Cyprus Mail

Power monitor says energy liberalisation delay not its fault

By Elias Hazou

The Transmission System Operator (TSO) said that it is being made into a scapegoat for delays in opening up the electricity market, suggesting that the blame lies elsewhere.

In a statement the agency, responsible for the smooth operation of the electricity transmission system, said it has implemented all the tasks assigned to it and complied with all timetables relating to the gradual liberalisation of the market.

It was responding to claims aired last week in parliament, where the energy regulator as well as MPs piled on the TSO for the back-to-back delays in opening up the market.

The hold-up is due to the fact the TSO will not be ready to deploy specialised software monitoring supply and demand by the deadlines previously set.

Today the only producer of electricity is the state-run power company. Currently, independent electricity producers can sell only to the Electricity Authority of Cyprus (EAC). But under the liberalised system, producers – for instance RES – would be able to sell on the market freely.

The TSO is effectively an arm of the EAC. But since it has been designated a monitor once the market opens up, giving it access to suppliers’ proprietary data, it needs to be rendered ‘independent’. The legislation to make that happen is still pending.

Under liberalisation, essentially the EAC will act as a pool, or cache, of electricity. An electricity exchange platform would be established, operated by the TSO.

On the platform, the system matching bids requires complex software, which needs to be customised to the particulars of the Cyprus electricity market.

The TSO was charged with inviting tenders for purchasing the software. Tenders were issued, then scrapped.

Last week, MPs said it was the TSO who is dragging its feet.

But in its own statement, the agency documented all its actions since 2017, when the energy regulator issued a directive for opening up the market.
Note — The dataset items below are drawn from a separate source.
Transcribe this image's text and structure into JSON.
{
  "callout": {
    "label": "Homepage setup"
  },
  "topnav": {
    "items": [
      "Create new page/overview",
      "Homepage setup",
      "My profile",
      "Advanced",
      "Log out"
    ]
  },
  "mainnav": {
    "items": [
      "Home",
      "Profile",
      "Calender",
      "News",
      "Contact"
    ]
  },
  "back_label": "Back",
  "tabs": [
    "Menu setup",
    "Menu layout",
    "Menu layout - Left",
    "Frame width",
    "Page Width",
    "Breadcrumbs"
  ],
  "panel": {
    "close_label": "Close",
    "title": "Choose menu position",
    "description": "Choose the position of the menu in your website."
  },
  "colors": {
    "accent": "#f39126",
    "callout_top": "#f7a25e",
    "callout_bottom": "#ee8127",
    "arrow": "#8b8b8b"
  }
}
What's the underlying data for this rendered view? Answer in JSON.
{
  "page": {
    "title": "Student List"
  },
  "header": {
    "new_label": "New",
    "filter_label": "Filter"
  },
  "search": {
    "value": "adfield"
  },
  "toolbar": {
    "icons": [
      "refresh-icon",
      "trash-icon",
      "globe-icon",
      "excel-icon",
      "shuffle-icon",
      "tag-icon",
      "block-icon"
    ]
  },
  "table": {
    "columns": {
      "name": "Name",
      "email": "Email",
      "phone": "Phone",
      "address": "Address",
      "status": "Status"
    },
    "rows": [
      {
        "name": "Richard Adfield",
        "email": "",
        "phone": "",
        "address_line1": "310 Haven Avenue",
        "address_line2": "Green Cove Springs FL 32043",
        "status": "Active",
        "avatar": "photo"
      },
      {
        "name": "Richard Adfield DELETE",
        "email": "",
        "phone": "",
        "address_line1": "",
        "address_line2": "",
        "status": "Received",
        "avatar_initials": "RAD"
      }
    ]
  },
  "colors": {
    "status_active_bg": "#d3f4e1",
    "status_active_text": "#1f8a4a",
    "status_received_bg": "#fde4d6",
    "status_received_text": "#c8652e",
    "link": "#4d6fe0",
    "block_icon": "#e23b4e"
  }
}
It said that in March 2018, as instructed, it had issued a call for tenders for the software and hardware. The budget allocated was approved by – and thus known to – the energy regulator.

Only one consortium bid was made, offering to execute the contract for €15m. This was way over the allocated budget of €5m. In September of the same year, the TSO decided to cancel the competition. Having looked into the matter, it found that the strict commercial and legal terms of the tender had discouraged other parties from bidding.

In January 2019, the TSO alerted the government that it was ready to launch a new tender. But the energy minister instructed that the process be put on hold while the government examined a proposal put forth in the meantime by the Cyprus Stock Exchange, which claimed it possessed the necessary software to operate the system.

On April 2 of this year, acting on the minister’s instructions, the TSO launched a second tender. The deadline for submissions is May 16.

In its statement, the TSO also highlighted the fact that is overwhelmed with work due to understaffing.

The opening up of the energy market has been pushed back to December 2021.

Deadlines to liberalise the market have come and gone: first 2016, 2018, 2019, 2020, and now 2021.